Delivering the promise of healthcare innovation without compromising sustainability
9th June 2015
Innovation has become synonymous with higher cost, but it need not be like that. For a start, innovation has many guises: it can come in the shape of a breakthrough therapy that revolutionises treatment, an innovative way of administering a generic that improves adherence, a biosimilar that promotes innovative pricing models, or through insights from big data that drive improvements in patient care without adding to cost
Innovation – in the shape of novel, targeted medicines, faster, more precise diagnostics, digital imaging and monitoring tools, and new patient-centred delivery models – has evident power to improve healthcare.
But rather than welcoming it with open arms, many EU health authorities are nervous and concerned that these advances will add to costs, undermining the sustainability of health systems.
As a result, Europe has innovation, but it is not equally distributed. Rather than contributing to an increase in equity, innovation widens the divide.
The key to squaring this circle and balancing the demands of patients against the sustainability of systems and the incentives given to companies, lies in making sure innovations that truly add value are rewarded appropriately. Rather than efficacy, payers should require proof of effectiveness, demonstrations that a drug or technology will scale and perform in the real world.
There is a clear role for regulatory authorities and health technology assessment bodies to work hand in hand in all of this, helping to deliver the innovation Europe needs through adaptive pathways that accelerate review, leading onto conditional approvals that allow new therapies to demonstrate their value when up against the variations in patient populations and the vagaries of different healthcare systems.
Value can be demonstrated by looking to the pockets of innovation across member states, and using these as test beds, both to understand where the value lies, and how to scale innovation.

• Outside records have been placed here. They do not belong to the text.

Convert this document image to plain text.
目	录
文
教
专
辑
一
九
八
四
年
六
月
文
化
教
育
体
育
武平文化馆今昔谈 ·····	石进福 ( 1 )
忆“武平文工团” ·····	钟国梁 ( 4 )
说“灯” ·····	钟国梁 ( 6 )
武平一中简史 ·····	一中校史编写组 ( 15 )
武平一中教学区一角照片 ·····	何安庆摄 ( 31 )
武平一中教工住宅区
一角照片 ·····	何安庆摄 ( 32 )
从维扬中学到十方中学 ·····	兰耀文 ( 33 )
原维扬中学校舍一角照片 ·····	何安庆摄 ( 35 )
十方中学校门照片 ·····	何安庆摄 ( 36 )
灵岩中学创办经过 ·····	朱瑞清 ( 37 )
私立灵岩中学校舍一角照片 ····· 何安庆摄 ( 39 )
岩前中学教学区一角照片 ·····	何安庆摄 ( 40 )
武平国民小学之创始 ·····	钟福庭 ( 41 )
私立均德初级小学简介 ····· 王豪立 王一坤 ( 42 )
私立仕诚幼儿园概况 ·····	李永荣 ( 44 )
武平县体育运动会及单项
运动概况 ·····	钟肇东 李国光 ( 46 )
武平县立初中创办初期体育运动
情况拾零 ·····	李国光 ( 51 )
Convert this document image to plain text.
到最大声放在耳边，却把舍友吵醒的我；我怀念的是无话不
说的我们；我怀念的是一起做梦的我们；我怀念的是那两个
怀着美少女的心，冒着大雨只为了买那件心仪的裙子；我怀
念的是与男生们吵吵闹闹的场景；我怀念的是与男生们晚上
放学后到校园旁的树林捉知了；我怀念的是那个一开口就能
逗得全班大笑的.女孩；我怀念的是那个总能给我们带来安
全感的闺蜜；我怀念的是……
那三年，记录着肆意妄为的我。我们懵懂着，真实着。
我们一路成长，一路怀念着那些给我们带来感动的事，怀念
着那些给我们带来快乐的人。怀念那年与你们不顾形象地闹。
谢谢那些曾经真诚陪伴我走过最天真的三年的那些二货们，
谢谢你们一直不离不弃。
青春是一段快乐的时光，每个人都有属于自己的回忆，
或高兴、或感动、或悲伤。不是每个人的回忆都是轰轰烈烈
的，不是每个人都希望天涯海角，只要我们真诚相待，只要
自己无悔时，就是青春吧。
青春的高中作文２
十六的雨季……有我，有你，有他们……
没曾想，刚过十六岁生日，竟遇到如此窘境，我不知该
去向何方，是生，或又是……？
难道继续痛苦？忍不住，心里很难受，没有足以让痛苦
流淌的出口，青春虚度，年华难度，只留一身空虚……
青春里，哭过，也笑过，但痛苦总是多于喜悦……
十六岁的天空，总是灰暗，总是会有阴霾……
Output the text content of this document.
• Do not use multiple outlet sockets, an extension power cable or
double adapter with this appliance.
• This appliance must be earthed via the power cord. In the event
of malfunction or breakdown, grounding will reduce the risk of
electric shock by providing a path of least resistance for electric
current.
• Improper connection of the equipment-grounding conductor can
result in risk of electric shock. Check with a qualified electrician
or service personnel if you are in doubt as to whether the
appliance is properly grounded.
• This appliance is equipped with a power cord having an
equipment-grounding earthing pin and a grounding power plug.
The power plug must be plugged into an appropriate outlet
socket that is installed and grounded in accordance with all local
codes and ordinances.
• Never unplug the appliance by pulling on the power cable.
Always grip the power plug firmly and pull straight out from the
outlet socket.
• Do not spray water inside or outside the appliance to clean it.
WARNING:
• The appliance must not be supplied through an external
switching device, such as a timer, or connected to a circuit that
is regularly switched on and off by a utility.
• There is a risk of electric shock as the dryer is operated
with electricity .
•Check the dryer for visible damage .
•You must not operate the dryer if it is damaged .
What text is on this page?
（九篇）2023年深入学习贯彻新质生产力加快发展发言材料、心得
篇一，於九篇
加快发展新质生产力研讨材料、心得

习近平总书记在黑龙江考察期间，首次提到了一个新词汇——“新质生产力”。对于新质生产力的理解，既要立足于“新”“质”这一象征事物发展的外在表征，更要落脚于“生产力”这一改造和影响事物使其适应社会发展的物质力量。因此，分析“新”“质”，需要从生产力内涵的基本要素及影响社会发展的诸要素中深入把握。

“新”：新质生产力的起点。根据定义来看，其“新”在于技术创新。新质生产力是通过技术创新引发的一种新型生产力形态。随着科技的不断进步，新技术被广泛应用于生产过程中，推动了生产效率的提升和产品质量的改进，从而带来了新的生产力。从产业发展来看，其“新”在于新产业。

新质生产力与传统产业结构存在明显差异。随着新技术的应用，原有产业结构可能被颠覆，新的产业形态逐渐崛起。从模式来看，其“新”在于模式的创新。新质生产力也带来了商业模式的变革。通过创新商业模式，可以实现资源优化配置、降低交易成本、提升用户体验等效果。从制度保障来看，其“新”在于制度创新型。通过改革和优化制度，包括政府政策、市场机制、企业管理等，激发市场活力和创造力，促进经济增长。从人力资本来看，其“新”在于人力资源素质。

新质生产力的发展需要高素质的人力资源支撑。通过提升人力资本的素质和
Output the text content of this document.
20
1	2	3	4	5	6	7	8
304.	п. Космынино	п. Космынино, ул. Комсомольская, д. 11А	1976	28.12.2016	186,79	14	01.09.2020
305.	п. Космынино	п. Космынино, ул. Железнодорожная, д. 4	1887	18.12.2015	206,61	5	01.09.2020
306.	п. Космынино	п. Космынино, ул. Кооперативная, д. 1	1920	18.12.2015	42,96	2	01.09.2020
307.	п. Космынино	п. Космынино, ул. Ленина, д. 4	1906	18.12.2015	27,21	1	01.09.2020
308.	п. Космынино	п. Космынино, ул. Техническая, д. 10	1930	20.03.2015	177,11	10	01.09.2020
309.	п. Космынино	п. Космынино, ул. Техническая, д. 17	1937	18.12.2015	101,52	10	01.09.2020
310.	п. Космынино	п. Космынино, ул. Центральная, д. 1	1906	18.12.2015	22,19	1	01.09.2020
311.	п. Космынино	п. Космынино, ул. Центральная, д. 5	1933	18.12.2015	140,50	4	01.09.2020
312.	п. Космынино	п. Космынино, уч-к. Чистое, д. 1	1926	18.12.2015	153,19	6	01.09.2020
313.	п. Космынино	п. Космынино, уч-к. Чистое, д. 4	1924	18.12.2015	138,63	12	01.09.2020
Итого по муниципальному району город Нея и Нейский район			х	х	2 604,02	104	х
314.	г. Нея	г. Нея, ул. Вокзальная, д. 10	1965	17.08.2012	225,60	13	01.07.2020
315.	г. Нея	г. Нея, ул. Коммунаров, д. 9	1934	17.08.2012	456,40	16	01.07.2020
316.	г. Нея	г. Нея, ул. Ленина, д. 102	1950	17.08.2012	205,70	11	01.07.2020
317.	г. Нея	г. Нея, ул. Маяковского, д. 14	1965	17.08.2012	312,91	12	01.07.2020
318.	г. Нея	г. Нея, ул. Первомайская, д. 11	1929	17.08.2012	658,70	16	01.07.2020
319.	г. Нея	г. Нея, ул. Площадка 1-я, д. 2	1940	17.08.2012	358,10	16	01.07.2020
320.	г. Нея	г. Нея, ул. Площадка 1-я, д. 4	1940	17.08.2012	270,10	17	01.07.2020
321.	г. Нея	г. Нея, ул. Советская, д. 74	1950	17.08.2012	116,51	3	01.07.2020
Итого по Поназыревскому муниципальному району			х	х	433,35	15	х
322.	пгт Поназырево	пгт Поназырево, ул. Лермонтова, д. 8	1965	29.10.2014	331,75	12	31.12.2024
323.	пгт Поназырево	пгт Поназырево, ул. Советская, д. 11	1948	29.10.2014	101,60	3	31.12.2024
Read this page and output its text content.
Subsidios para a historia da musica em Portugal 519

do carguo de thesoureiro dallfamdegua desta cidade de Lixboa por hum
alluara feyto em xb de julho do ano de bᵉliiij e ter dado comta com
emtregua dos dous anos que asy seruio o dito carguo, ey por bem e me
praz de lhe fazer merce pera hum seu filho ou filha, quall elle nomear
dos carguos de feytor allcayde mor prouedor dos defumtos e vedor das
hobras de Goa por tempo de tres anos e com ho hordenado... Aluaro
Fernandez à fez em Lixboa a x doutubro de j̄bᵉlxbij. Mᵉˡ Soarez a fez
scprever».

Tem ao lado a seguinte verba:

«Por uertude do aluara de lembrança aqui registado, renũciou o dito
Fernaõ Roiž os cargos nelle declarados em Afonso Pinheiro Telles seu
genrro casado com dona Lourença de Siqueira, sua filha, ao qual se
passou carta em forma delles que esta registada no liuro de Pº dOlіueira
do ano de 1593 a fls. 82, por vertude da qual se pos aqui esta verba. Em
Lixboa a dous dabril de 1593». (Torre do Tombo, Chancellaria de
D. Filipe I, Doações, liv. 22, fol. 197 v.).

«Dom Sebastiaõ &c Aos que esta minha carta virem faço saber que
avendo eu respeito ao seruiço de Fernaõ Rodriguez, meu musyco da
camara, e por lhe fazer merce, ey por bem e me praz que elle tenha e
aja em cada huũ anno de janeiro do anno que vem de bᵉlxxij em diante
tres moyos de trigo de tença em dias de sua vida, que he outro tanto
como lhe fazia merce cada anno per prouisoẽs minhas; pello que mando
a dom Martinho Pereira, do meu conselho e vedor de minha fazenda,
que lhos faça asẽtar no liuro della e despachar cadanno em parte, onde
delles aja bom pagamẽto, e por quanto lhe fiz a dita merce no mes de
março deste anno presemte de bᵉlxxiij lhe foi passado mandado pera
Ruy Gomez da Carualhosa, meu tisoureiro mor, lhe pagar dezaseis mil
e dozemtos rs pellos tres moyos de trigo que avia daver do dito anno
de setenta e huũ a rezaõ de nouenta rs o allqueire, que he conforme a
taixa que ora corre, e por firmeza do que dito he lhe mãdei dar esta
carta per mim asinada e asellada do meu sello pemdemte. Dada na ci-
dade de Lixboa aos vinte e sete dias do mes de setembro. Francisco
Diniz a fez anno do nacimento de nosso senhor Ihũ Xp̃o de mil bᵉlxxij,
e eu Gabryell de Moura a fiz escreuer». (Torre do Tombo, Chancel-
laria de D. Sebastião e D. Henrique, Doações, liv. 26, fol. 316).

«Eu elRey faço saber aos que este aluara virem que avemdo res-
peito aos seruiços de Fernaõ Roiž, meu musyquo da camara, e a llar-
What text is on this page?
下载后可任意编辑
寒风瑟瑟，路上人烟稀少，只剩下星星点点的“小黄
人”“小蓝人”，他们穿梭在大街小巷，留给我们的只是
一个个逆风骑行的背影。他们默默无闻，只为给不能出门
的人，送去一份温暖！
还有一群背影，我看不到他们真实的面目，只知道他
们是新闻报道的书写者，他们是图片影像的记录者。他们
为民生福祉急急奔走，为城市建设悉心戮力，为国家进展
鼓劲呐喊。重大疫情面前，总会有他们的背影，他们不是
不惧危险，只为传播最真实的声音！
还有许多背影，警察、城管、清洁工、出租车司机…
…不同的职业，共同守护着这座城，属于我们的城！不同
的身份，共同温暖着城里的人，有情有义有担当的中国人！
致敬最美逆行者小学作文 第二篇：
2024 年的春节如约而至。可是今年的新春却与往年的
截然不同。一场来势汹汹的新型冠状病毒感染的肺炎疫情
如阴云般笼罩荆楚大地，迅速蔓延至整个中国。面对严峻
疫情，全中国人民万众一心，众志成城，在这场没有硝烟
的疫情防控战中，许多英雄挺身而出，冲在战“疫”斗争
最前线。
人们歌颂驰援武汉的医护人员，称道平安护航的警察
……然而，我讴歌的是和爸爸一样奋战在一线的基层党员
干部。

While the appeal of personalised medicine is acknowledged, it is also seen as adding to cost and complexity, and destroying economies of scale. But personalisation is not only a route to improving productivity in research and development, it also provides the means to satisfy payers that efficacy data will translate into effectiveness.
Personalisation is now moving beyond oncology to chronic diseases, the management of which place such a huge burden on patients and on Europe’s healthcare systems. Here, personalised medicine is increasing understanding of the underlying biology, and making it possible to segment diseases that have many different underlying genetic and environmental causes. In enabling responders to be identified in advance of treatment, personalised medicines will reduce the burden of severe side effects – both in terms of their impact on patients and of the cost for healthcare systems.
What payers hate most – what makes them nervous of adopting any innovation – is uncertainty. Regulatory pathways need to be reshaped, patient views of what matters to them taken into account and tools for real world monitoring put in place, but personalised medicine holds the potential to improve outcomes and to enable healthcare systems to apply innovation and face up to seemingly intractable demand.
Innovation has many guises
The tendency to associate branded drugs with innovation leads onto the assumption that innovation inevitably adds to costs. But this overlooks swathes of innovation that have been demonstrated to reduce costs, improve access and add to sustainability.
One of the most striking examples of such innovation – and an area where Europe has been the pioneer, is in the development of biosimilars.
While at one level, biosimilars may be dismissed as copies of innovative biopharmaceuticals, there is a huge amount of innovation inherent in these products. For a start, Europe took the lead in developing the science of biosimilars, setting out the evidence base required to show bioequivalence and having the first regulatory pathway.
Building on this framework, companies have made large investments in developing manufacturing systems and running clinical trials to show bioequivalence. This is far from being a trivial, copycat process: biosimilars are large complicated molecules and it requires significant research and ingenuity to achieve this.
As a result of this effort, Europe led the way in launching the first products and developing a biosimilars market. Healthcare systems that could not afford the costs of originator products are bringing innovation to patients as a result.
This is leading to improvements in care that potentially reduce costs overall. For example, expanding access to erythropoietin biosimilars in the treatment of neutropenia can limit the incidence of opportunistic infections in cancer patients undergoing chemotherapy.
Biosimilars have introduced competition where previously there were only patented products, leading to lower prices. This frees up resources that can fund breakthrough treatments and inspires companies developing novel therapies to come up with highly differentiated products.
The biosimilars market was slow to develop following the first launch in 2005, but is now taking shape, and healthcare systems are reaping cost savings. This contribution to better care and sustainability is poised to increase as biologic drugs with annual sales of more than $70 billion reach the end of their patent lives over the next two years.